Он решил ее приободрить. Немножко поторговался, не выдержал — потрепал по голове, надеясь, что хоть так она почувствует себя чуть увереннее. Она отдавала приказы так, как будто у кого-то украла это право и ее сейчас поймают.
Все-таки странная из нее принцесса…
— И куда их поведут? — Спросил Фанти, — Ты, похоже, многое смогла подслушать. Ты знаешь, Таль?
— К Кересскому Камню, кажется. Потом ты проснулся, и я больше не смогла толком использовать уши, так что если они и сменили маршрут — я этого не знаю.
— Если я долбану по ушам, что станет с принцессами?
— Оглохнут, — буркнула Таль, — как и все. Вот и нет! — ответила она вдруг сама себе, уже звонче, — принцесс защищает земля, вот! Защитит-защитит-защитит!!!
Фанти хмыкнул. Что делать, если голос в твоей голове вдруг обзавелся раздвоением личности? Есть ли какое-то заклинание на этот случай, какая-то волшебная трава?
Но он был рад, что маленькая Таль вернулась. Со старшей сложно было спорить, а маленькая, кажется, была на его стороне. Наверное, еще не научилась воспринимать людей как расходный материал.

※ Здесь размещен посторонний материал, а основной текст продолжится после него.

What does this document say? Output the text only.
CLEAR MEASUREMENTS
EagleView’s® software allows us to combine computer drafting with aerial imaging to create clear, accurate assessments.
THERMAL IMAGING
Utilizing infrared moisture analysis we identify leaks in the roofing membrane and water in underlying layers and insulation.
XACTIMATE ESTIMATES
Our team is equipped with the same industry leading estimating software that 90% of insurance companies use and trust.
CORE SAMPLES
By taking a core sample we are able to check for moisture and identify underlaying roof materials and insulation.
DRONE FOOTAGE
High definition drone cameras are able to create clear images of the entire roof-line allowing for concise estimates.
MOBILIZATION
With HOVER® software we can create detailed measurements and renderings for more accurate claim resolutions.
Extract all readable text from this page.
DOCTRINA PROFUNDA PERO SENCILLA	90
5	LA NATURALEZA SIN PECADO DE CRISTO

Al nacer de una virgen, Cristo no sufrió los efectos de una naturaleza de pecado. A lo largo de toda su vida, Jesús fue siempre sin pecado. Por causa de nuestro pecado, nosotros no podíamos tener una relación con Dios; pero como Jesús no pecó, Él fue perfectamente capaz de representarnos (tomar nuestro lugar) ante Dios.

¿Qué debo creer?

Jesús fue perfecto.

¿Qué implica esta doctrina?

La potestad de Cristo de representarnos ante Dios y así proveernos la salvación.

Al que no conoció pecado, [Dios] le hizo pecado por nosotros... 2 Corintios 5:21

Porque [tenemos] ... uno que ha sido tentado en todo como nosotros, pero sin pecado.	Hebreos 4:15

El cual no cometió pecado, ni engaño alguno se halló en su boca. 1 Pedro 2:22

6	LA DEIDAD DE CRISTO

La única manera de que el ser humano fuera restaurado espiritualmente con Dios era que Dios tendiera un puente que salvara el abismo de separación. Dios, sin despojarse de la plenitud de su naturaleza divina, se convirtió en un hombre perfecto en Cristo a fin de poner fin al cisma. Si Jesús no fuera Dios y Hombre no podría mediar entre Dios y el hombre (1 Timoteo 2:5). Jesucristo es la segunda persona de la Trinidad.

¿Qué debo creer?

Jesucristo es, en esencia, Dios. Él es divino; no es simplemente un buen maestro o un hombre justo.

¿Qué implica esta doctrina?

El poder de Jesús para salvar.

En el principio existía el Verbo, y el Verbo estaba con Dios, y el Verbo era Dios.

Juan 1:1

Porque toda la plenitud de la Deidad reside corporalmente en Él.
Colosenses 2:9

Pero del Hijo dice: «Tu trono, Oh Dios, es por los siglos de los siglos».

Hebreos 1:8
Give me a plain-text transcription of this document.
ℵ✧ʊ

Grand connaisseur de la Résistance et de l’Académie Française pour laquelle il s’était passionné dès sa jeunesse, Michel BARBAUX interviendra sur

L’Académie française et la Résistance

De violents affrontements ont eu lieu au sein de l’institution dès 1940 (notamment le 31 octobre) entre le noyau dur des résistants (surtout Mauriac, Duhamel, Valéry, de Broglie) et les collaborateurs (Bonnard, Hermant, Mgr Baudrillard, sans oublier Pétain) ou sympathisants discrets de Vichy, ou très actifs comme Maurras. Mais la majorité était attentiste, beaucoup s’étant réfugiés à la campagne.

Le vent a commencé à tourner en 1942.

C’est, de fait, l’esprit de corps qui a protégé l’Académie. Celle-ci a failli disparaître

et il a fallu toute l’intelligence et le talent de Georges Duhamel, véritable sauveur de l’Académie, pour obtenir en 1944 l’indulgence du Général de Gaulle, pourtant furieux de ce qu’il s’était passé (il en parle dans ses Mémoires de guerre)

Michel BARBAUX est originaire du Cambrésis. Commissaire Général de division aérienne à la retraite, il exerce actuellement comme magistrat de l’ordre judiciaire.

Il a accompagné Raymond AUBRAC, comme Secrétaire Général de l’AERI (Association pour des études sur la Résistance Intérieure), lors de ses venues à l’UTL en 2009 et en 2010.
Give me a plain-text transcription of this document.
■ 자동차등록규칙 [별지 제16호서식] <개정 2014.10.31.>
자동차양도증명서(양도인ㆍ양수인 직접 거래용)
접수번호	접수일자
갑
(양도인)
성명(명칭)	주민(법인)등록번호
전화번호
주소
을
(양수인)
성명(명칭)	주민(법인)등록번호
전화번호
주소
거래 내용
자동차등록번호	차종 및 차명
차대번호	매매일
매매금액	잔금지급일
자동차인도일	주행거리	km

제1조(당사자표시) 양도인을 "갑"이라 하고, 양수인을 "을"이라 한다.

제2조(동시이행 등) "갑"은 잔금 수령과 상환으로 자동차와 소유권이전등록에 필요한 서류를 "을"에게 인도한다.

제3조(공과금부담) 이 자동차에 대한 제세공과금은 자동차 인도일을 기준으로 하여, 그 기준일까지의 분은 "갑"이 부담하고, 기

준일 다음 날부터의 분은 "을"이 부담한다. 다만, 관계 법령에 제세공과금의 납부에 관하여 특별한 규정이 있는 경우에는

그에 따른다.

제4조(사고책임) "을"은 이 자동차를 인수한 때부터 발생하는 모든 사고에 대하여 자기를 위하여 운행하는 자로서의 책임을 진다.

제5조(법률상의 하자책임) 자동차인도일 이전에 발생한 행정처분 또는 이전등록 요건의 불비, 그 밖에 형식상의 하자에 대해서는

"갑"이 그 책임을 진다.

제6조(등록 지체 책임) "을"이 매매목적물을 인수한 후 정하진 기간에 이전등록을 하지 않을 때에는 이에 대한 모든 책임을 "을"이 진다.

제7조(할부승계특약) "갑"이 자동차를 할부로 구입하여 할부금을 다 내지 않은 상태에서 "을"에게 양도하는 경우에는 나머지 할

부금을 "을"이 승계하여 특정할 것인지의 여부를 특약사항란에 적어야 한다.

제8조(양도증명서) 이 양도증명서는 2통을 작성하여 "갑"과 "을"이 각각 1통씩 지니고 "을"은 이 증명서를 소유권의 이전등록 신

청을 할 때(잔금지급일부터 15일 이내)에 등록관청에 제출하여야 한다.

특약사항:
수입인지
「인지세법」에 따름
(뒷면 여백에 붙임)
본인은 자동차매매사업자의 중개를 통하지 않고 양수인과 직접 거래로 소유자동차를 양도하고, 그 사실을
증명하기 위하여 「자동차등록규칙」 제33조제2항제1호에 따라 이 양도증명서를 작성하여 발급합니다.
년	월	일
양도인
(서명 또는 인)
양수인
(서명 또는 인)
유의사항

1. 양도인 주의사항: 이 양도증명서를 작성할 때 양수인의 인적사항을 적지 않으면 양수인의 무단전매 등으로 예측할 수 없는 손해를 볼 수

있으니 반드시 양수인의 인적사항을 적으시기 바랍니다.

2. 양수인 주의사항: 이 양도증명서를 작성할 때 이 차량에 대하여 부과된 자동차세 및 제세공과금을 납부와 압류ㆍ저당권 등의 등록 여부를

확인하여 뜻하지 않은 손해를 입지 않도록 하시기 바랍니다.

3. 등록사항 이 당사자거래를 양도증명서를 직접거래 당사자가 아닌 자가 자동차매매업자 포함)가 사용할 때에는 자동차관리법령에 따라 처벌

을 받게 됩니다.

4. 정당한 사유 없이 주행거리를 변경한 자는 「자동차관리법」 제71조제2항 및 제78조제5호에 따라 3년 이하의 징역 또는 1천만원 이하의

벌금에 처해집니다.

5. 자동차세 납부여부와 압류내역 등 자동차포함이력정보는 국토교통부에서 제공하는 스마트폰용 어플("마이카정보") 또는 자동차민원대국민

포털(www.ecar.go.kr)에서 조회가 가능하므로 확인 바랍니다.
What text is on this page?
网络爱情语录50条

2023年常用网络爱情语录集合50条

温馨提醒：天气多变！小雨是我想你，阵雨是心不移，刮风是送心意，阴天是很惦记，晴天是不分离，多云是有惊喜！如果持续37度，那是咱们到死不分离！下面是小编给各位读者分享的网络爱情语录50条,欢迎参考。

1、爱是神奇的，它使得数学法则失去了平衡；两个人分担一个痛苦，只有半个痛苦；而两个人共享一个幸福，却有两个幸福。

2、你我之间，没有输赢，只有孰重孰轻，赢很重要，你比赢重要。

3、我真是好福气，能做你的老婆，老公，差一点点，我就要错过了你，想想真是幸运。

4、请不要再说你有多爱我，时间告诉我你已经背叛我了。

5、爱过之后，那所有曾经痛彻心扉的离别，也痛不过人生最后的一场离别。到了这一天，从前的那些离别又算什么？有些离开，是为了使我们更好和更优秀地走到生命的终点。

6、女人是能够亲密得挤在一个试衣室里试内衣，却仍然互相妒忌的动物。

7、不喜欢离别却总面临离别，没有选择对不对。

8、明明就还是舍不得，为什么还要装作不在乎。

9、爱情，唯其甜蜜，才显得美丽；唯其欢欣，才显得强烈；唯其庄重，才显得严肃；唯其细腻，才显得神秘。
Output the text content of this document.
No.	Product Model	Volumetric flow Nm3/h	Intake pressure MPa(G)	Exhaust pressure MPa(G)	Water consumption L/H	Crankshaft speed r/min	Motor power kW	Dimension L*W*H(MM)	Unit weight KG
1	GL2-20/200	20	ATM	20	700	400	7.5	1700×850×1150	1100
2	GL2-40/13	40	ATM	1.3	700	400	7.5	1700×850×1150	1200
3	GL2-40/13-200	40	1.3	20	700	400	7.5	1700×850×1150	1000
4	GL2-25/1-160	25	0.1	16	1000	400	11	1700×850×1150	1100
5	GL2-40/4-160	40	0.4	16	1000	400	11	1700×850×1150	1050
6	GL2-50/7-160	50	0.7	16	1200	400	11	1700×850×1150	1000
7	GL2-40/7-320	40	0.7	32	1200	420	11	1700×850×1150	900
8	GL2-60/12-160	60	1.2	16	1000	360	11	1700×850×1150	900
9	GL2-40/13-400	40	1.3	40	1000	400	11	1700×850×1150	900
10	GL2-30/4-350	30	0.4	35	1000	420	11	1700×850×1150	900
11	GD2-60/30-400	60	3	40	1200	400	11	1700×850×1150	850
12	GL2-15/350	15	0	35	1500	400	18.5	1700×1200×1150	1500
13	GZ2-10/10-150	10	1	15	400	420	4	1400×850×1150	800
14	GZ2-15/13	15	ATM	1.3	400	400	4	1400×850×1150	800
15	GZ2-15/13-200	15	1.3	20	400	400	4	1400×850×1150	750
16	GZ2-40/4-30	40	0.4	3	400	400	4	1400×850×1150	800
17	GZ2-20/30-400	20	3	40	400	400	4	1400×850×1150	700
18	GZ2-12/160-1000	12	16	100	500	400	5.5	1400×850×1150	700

Сложно было одновременно общаться Ликой вслух и про себя спорить с голосами, но для Фанти это была не первая битва. Он мог не показывать, что он в своей голове не один, даже под «бебебе» и «бубубу», главное, чтобы Таль не перехватывала голосовые связки. Сейчас она была слишком сосредоточена на споре с самой собой, чтобы этим заниматься, так что Фанти пользовался ситуацией.